Enrique Vila-Matas metinlerarasılığı kullanarak, kurmacanın tabiatını sorgulayan ve kendine özgü eserleriyle öne çıkan, İspanyol edebiyatının ilginç olarak tanımlanabilecek yazarlarından birisidir. Yirmiden fazla romanı, pek çok öykü kitabı olan Vila-Matas’ın 2010 yılında yayımlanan, en kişisel eserlerinden sayılabilecek “Dublinesk” ise yazarın başyapıtı kabul ediliyor.
Kitabın konusu kısaca şöyle: Yayınevi iflas eden edebiyat yayıncısı Samuel Riba, hiç gitmediği Dublin’de geçen bir rüya görür. Bu rüyanın etkisiyle, James Joyce’un Ulysses’inde Paddy Dignam’ın gömüldüğü mezarlığa üç yazar arkadaşıyla beraber gidip Gutenberg Çağı için gıyaben bir cenaze düzenlemeyi planlar.
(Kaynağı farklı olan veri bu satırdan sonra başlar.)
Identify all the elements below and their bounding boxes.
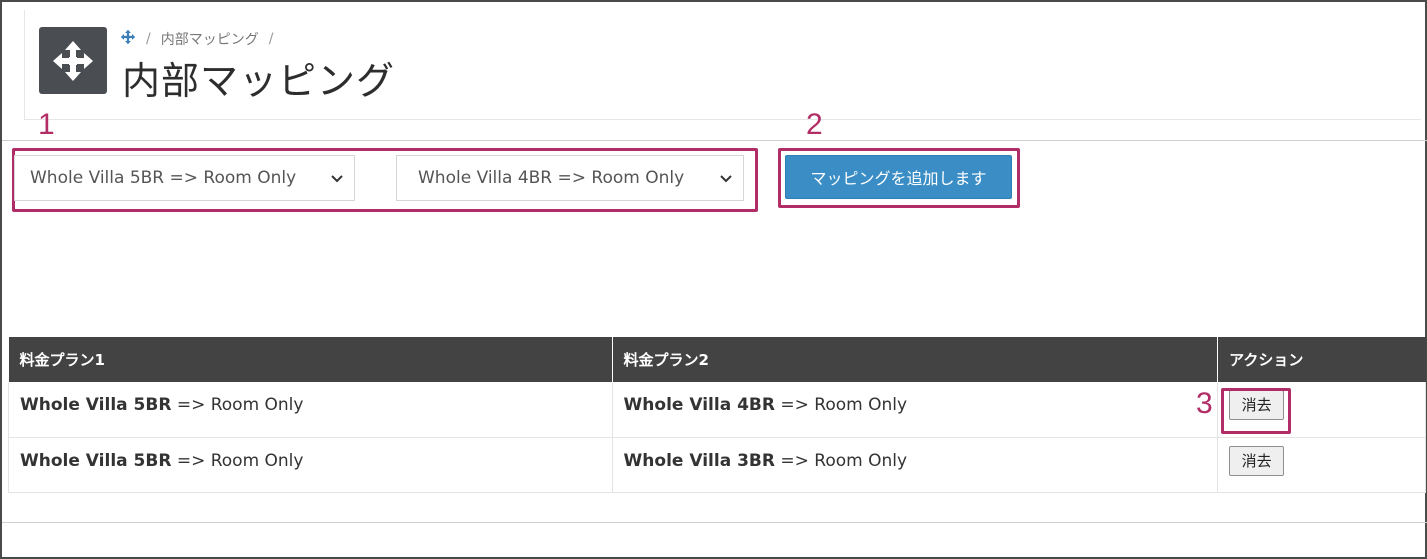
delete-button[interactable]: 消去 bbox=[1229, 445, 1285, 476]
plan-suffix: => Room Only bbox=[171, 395, 304, 416]
breadcrumb-item-internal-mapping[interactable]: 内部マッピング bbox=[161, 29, 259, 49]
plan-name: Whole Villa 4BR bbox=[623, 395, 775, 416]
annotation-box-3 bbox=[1221, 388, 1291, 434]
cell-rate-plan-1: Whole Villa 5BR => Room Only bbox=[8, 382, 613, 438]
breadcrumb-move-icon[interactable] bbox=[120, 29, 136, 49]
move-arrows-icon bbox=[39, 27, 107, 94]
annotation-number-2: 2 bbox=[806, 108, 823, 141]
column-header-rate-plan-1: 料金プラン1 bbox=[8, 337, 613, 382]
page-title: 内部マッピング bbox=[122, 59, 396, 103]
table-header-row: 料金プラン1 料金プラン2 アクション bbox=[8, 337, 1426, 382]
cell-rate-plan-2: Whole Villa 4BR => Room Only bbox=[612, 382, 1219, 438]
annotation-number-1: 1 bbox=[38, 108, 55, 141]
breadcrumb: / 内部マッピング / bbox=[120, 29, 273, 49]
table-row: Whole Villa 5BR => Room Only Whole Villa… bbox=[8, 437, 1426, 493]
plan-name: Whole Villa 3BR bbox=[623, 450, 775, 471]
mapping-table: 料金プラン1 料金プラン2 アクション Whole Villa 5BR => R… bbox=[8, 337, 1426, 493]
divider bbox=[2, 140, 1427, 141]
breadcrumb-separator: / bbox=[146, 31, 151, 47]
cell-rate-plan-2: Whole Villa 3BR => Room Only bbox=[612, 437, 1219, 493]
table-row: Whole Villa 5BR => Room Only Whole Villa… bbox=[8, 382, 1426, 438]
breadcrumb-separator: / bbox=[268, 31, 274, 47]
rate-plan-1-select[interactable]: Whole Villa 5BR => Room Only bbox=[14, 155, 355, 201]
select-value: Whole Villa 5BR => Room Only bbox=[30, 168, 297, 188]
app-frame: / 内部マッピング / 内部マッピング 1 Whole Villa 5BR =>… bbox=[0, 0, 1427, 559]
chevron-down-icon bbox=[331, 175, 343, 183]
divider bbox=[2, 522, 1427, 523]
add-mapping-button[interactable]: マッピングを追加します bbox=[785, 155, 1012, 199]
rate-plan-2-select[interactable]: Whole Villa 4BR => Room Only bbox=[396, 155, 744, 201]
plan-suffix: => Room Only bbox=[774, 395, 908, 416]
plan-name: Whole Villa 5BR bbox=[20, 395, 172, 416]
annotation-number-3: 3 bbox=[1196, 387, 1213, 420]
column-header-rate-plan-2: 料金プラン2 bbox=[612, 337, 1219, 382]
plan-name: Whole Villa 5BR bbox=[20, 450, 172, 471]
plan-suffix: => Room Only bbox=[171, 450, 304, 471]
chevron-down-icon bbox=[720, 175, 732, 183]
select-value: Whole Villa 4BR => Room Only bbox=[418, 168, 685, 188]
plan-suffix: => Room Only bbox=[774, 450, 908, 471]
column-header-action: アクション bbox=[1217, 337, 1426, 382]
cell-rate-plan-1: Whole Villa 5BR => Room Only bbox=[8, 437, 613, 493]
cell-action: 消去 bbox=[1217, 437, 1426, 493]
Bir süredir hayatı bilgisayar başında geçen Riba, bir yandan içkiyi bırakmanın dertleriyle ve sorunlu evliliğiyle boğuşacak, bir yandan da hayatını ele geçiren edebiyatın labirentlerinde yolunu bulmaya çalışacaktır.” Çağdaş Dünya Edebiyatı meraklısı okur için seçtiğimiz bu kitap, İthaki Yayınları tarafından, Pınar Aslan çevirisiyle basılıyor.
Lindsey Kelk’in “Küllü ve Tüylü: Ormandaki Periler” adlı bu kitabının konusundan şöyle söz ediliyor: “Küllü birazcık sihir yaptığı için herkes onun bir cadı olduğunu düşünür. Bu macerada Küllü ve konuşan köpeği Tüylü’nün fişek gibi kaçtığına şahit oluyoruz. Bu kaçışa gerçek bir cadının zencefilli çörek evinden biraz yediği için cadıdan kaçmak zorunda kalan Hansel de katılıyor. Periler ülkesine ulaşıp Küllü’nün annesini bulabilirlerse, belki de hepsi güvende olacaktır ya da sonları tamamen hayal kırıklığı…” “Küçük” okurlarımız için seçtiğimiz bu kitap, Dinozor Genç tarafından, Cansu Akkoyun çevrisiyle basılırken, metnin resimleri Pippa Curnick’e ait.